7. Politique adoptée par la Chambre en matière de peine
La sentence prononcée par la Chambre de première instance a tenu compte « des conditions dans lesquelles le massacre a eu lieu et, en particulier, du degré de souffrance endurée par les victimes avant et pendant ce massacre, des moyens employés par l’accusé pour tuer et de son attitude au moment des faits (…) ». « Le degré de souffrance endurée par ces victimes ne saurait être minimisé. Toutefois…Il apparaît clairement qu’il n’a pris aucun plaisir pervers à agir comme il l’a fait », a conclu la Chambre.
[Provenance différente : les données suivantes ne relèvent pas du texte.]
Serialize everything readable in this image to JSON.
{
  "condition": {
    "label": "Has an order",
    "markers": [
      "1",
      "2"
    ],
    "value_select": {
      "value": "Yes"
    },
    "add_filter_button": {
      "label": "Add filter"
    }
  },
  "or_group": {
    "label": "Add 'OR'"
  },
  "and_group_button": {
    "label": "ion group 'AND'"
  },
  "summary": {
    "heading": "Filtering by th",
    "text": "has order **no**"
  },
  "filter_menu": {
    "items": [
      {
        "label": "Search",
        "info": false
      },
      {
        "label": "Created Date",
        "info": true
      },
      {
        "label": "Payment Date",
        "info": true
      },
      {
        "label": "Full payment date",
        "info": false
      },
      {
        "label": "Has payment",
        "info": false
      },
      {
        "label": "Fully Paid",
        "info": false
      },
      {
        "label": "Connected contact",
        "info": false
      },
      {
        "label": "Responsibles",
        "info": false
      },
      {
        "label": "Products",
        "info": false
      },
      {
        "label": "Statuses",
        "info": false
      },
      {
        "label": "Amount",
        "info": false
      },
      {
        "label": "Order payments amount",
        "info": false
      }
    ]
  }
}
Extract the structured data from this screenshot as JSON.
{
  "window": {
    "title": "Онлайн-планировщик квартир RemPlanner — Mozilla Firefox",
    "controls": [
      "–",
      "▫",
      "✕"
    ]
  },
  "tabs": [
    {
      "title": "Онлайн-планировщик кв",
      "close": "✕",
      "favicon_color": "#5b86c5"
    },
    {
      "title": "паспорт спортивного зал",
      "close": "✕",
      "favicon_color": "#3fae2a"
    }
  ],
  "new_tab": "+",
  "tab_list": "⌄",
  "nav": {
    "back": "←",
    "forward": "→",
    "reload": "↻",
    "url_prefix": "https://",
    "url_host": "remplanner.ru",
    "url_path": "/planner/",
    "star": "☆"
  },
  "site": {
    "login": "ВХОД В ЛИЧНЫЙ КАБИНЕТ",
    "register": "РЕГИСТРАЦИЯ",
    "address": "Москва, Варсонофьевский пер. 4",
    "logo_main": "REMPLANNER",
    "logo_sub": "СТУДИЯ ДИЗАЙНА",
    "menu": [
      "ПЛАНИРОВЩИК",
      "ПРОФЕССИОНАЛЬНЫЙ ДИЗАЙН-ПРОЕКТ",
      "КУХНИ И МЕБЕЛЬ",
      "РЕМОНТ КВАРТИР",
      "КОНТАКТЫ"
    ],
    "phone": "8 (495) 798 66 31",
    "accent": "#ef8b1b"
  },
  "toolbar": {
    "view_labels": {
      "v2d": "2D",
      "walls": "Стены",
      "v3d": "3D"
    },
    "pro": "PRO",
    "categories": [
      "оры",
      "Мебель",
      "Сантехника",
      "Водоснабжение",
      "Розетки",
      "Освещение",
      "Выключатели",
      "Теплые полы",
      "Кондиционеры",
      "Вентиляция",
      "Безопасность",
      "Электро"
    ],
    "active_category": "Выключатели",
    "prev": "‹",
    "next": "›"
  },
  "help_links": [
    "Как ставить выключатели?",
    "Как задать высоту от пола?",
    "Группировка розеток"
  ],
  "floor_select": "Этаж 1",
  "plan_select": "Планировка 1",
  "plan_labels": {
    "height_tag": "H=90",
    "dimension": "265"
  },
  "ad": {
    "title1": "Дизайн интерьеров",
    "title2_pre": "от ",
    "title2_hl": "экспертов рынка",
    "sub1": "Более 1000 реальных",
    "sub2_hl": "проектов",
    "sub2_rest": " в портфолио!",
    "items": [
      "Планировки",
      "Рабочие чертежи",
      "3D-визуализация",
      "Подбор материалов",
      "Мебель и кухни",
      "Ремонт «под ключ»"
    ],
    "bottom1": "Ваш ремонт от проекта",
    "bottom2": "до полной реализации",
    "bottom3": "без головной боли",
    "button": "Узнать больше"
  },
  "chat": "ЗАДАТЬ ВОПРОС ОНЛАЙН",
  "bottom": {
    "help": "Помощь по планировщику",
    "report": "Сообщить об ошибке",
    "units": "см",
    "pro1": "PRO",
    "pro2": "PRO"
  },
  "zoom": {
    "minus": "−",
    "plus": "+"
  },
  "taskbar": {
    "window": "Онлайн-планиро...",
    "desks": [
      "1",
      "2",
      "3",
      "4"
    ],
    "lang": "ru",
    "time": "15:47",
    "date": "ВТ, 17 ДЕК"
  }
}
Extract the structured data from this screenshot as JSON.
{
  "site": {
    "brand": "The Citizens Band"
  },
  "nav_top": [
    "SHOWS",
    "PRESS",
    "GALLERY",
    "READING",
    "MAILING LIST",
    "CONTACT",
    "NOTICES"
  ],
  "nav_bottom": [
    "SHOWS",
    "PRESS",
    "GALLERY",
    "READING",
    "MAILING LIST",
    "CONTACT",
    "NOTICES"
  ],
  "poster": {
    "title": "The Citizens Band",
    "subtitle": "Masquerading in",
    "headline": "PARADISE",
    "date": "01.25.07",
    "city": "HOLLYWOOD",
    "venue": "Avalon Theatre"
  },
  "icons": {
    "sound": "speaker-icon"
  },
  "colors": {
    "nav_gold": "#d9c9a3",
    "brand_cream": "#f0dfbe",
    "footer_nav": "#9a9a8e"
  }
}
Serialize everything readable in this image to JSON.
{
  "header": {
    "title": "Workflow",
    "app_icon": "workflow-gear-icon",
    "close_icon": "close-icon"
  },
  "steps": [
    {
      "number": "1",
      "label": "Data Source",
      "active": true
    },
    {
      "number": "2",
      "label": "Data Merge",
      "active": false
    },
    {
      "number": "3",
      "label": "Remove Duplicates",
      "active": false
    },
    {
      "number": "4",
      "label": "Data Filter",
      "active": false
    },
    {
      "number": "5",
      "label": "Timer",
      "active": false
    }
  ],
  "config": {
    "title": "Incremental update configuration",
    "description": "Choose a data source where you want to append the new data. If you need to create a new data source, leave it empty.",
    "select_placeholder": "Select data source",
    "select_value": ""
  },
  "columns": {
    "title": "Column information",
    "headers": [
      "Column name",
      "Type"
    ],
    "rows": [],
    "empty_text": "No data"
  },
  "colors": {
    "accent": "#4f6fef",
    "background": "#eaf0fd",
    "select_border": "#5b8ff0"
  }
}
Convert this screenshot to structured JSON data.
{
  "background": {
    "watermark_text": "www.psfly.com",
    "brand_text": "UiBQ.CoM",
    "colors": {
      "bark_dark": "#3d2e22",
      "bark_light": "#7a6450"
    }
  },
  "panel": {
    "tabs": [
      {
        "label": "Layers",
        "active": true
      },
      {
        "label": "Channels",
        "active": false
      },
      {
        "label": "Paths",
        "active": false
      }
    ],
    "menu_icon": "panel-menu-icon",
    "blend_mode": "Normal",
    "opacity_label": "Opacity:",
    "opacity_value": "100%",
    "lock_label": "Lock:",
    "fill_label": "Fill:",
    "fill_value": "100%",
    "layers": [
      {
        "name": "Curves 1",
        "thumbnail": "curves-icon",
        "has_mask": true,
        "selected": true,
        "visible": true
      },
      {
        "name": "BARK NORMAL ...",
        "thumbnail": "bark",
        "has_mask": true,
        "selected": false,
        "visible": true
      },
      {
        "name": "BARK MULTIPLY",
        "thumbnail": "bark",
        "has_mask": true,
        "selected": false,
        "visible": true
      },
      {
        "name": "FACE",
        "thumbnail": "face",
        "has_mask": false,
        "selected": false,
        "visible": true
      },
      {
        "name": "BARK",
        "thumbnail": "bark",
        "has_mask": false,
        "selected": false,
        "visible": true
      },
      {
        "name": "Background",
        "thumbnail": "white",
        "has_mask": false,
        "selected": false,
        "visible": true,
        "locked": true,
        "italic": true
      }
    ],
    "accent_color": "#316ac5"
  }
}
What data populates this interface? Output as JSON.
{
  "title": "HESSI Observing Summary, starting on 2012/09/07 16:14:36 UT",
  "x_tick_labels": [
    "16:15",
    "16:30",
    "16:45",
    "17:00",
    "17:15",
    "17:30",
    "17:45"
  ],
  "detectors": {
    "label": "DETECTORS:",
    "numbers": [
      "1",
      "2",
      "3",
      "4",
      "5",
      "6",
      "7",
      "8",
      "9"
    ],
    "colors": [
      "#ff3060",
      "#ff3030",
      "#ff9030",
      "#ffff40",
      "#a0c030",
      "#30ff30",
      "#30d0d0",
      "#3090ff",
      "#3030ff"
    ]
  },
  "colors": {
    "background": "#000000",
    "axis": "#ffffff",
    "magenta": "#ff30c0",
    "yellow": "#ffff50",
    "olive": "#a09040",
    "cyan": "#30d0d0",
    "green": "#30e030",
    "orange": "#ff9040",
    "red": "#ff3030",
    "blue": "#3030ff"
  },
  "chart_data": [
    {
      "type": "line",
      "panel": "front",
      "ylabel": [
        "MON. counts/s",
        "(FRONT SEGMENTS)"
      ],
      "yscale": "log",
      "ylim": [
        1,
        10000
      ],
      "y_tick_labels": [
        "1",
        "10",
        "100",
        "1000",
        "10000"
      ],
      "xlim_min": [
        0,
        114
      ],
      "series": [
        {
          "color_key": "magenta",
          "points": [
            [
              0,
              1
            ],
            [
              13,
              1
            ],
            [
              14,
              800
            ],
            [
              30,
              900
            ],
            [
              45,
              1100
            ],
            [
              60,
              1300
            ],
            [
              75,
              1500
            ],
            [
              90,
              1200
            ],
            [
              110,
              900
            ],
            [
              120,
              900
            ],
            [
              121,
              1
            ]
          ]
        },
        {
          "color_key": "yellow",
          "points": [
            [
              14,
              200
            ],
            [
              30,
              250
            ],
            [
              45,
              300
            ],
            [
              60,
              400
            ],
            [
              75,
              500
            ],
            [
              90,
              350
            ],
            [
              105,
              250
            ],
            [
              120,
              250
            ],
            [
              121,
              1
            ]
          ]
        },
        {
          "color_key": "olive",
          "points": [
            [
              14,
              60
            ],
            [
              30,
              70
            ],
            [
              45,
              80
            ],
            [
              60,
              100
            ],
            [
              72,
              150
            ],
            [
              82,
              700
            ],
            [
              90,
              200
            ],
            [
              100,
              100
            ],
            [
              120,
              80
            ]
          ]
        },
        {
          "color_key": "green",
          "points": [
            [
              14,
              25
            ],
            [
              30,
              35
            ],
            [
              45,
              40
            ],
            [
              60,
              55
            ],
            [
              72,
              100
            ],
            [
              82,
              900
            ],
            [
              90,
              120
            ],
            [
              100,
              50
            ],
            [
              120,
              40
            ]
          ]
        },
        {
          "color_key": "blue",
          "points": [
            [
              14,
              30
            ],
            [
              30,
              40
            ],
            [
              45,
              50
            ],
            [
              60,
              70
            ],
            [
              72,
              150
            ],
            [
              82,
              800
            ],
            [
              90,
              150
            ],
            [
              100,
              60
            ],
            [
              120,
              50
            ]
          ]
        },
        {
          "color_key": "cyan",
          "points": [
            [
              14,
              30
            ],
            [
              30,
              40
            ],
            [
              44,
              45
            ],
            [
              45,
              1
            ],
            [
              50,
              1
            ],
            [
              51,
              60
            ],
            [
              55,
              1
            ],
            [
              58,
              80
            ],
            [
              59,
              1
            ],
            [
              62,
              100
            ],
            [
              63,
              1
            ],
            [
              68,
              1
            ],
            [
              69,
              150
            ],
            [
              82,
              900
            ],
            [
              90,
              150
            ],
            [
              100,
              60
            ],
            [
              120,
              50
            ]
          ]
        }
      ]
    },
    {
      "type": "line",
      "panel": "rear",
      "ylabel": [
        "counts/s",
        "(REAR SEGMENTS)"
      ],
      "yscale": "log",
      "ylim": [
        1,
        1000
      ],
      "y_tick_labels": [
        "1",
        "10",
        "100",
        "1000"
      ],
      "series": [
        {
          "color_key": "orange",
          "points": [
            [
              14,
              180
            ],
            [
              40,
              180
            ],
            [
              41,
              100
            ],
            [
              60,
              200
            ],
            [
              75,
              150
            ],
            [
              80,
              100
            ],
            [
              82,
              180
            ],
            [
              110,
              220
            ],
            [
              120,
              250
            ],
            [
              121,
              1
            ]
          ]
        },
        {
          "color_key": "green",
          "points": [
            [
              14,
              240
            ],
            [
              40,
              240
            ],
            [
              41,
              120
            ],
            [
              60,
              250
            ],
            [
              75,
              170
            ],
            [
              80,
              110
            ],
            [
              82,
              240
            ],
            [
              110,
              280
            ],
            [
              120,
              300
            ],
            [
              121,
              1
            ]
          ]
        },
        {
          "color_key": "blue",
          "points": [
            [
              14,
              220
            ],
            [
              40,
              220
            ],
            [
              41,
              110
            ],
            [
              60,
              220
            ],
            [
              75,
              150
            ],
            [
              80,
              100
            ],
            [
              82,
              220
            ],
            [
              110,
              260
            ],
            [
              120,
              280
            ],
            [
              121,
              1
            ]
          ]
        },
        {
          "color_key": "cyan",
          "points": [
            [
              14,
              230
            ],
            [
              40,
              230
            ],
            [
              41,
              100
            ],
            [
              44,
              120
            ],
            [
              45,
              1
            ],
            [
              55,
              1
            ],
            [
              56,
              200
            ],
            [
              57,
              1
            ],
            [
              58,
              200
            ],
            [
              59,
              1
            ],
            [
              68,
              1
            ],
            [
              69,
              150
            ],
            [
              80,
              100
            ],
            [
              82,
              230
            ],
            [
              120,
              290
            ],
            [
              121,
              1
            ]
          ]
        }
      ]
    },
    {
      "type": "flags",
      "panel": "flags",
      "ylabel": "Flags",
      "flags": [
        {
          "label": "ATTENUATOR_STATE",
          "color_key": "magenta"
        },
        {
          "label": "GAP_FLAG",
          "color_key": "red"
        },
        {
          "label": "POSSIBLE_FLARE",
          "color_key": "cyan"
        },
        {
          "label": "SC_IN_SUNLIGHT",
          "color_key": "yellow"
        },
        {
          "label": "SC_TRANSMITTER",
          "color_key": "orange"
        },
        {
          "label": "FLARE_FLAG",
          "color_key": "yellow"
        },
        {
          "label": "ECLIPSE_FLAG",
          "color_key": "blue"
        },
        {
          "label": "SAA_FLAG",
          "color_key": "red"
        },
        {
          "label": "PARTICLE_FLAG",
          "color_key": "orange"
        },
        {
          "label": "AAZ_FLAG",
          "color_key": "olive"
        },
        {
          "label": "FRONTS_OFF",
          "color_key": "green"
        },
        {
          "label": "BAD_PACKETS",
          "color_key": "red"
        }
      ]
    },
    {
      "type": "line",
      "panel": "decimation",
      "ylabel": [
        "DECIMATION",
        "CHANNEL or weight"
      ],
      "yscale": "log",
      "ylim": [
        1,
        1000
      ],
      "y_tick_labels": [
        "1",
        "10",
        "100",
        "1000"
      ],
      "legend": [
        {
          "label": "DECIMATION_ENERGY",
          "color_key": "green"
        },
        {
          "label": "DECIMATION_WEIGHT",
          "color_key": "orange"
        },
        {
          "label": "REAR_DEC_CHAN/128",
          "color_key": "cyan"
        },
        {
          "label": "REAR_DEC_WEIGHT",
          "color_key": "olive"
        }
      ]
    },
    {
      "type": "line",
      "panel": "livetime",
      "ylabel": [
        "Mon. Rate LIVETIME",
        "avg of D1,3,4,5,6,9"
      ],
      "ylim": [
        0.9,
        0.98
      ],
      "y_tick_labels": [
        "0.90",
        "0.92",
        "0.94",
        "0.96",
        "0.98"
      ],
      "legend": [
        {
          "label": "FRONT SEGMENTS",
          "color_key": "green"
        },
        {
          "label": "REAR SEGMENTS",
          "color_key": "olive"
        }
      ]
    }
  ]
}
Les juges saisis de l’affaire ont également décidé « d’évaluer à sa juste mesure la coopération apportée par l’accusé », déclarant qu’ « il est important de faire montre de compréhension à l’égard de ceux qui se livrent au Tribunal international et avouent leur culpabilité si l’on veut encourager les autres suspects et auteurs de crimes inconnus à sortir de l’ombre. Le Tribunal international est, certes, mandaté pour enquêter sur les violations graves du droit international humanitaire, poursuivre et punir leurs auteurs mais plus largement il doit, par sa fonction judiciaire, contribuer au règlement des questions plus vastes qui sous-tendent les méfaits perpétrés en ex-Yougoslavie, telles que la responsabilité, la réconciliation et l’établissement de la vérité. La découverte de la vérité est l’une des pierres angulaires de l’État de droit, une étape fondamentale sur la voie de la réconciliation (…) Par ailleurs, le Tribunal international est le vecteur par lequel la communauté internationale exprime son indignation face aux atrocités commises en ex-Yougoslavie (…) [Le Tribunal ne doit] jamais perdre de vue le destin tragique des victimes et les souffrances de leurs proches ».
OPINION SEPARÉE DU JUGE SHAHABUDDEEN
Le Juge Shahabuddeen a joint au jugement portant condamnation une opinion séparée, dans laquelle il a déclaré : « Je me suis associé, comme il est de mon devoir, aux autres membres de la présente Chambre de première instance pour donner effet au renvoi, sur le fondement des arguments juridiques exposés dans l’Arrêt (…) je dois également préciser que je désire préserver en tant que professionnel ma position personnelle (position que je n’expose pas ici), quant aux arguments juridiques exposés dans l’Arrêt de la Chambre d’appel, afin que l’on n’interprète pas le fait que je me sois associé à leur application comme un acquiescement de ma part », a-t-il expliqué.
Les arguments juridiques en question portent sur « la gravité comparée du crime contre l’humanité et du crime de guerre s’agissant d’un même acte, ainsi que de la question de savoir si, en droit international, la contrainte peut être considérée comme moyen de défense exonérant de toute responsabilité le meurtrier de personnes innocentes (…) ».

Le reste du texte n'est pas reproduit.